Also: when web sites give their various "minimum tank size" estimates for a given species, does that mean that that volume of water can only hold one individual of that species, or that individuals of that species simply need that much room in general, and that you could put other animals in? Let's say I have a 55g tank and I'm interested in a species that needs at least 30g minimum size. Is it going to be all right to put five minimum tank size 30g individuals in the tank? Or does 2 x 30 = 60 mean that only one can fit in that tank, and any other individuals had better not have a total minimum tank size larger than 25g?

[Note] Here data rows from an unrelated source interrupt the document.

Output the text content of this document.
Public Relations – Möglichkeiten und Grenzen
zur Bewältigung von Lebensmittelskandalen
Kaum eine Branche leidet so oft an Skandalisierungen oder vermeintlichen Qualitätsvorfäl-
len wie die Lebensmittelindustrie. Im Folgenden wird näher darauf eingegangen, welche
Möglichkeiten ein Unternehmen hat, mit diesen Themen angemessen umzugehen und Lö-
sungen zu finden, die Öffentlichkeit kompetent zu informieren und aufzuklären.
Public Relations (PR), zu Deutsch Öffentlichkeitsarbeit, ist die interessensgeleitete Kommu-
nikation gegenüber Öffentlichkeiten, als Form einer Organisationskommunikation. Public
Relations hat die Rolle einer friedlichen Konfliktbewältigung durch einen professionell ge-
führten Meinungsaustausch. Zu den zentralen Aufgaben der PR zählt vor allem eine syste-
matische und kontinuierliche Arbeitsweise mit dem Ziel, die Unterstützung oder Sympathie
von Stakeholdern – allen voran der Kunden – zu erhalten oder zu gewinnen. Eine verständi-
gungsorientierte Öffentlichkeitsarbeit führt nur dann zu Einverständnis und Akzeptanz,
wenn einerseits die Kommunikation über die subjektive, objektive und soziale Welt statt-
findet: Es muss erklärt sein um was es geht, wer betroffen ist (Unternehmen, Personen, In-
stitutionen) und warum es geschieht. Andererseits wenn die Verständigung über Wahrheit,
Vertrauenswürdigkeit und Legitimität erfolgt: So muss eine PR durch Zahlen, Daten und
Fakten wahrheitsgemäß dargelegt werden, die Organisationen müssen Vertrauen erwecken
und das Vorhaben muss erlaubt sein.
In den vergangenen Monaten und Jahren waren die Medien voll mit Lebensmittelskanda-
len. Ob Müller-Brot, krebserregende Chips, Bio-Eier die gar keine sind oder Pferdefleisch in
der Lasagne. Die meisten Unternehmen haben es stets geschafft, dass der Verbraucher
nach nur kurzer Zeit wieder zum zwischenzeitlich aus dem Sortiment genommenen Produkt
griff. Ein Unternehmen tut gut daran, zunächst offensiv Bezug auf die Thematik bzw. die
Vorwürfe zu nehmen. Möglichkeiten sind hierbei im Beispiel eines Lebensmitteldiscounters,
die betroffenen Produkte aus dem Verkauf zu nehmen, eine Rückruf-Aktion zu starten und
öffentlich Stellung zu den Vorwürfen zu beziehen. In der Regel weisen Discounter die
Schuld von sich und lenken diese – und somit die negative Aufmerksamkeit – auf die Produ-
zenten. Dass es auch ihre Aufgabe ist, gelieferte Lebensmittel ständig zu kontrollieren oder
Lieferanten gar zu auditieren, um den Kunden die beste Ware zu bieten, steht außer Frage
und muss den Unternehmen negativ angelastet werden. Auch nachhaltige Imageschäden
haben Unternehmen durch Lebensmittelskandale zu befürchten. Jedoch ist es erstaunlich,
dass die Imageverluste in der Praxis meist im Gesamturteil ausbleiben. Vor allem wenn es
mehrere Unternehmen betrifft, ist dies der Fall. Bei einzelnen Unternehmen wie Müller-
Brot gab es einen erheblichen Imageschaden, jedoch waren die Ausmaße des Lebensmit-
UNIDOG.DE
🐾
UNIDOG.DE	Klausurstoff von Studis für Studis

Another more practical less technical question: With sinking pellets, how do you avoid overfeeding bottom dwellers? I've always been a fan of catfish and it was the catfish exhibit at the aquarium that really gave me the bug for keeping an aquarium. I know that you can feed a bunch with flakes and time how long it takes all your animals to scarf up the flakes, but do the bottom dwellers just run up on the pellets and swallow them? Are bottom-dwellers harder to keep? Is it possible to keep bottom dwellers with other animals?
Finally: plants. If I eventually wanted a planted tank, should I start out with living plants and then try to have fish live in the tank? The opposite? Are plants too difficult to keep for a beginning aquarist?
Thanks in advance, and thanks for the warm welcome after my last post.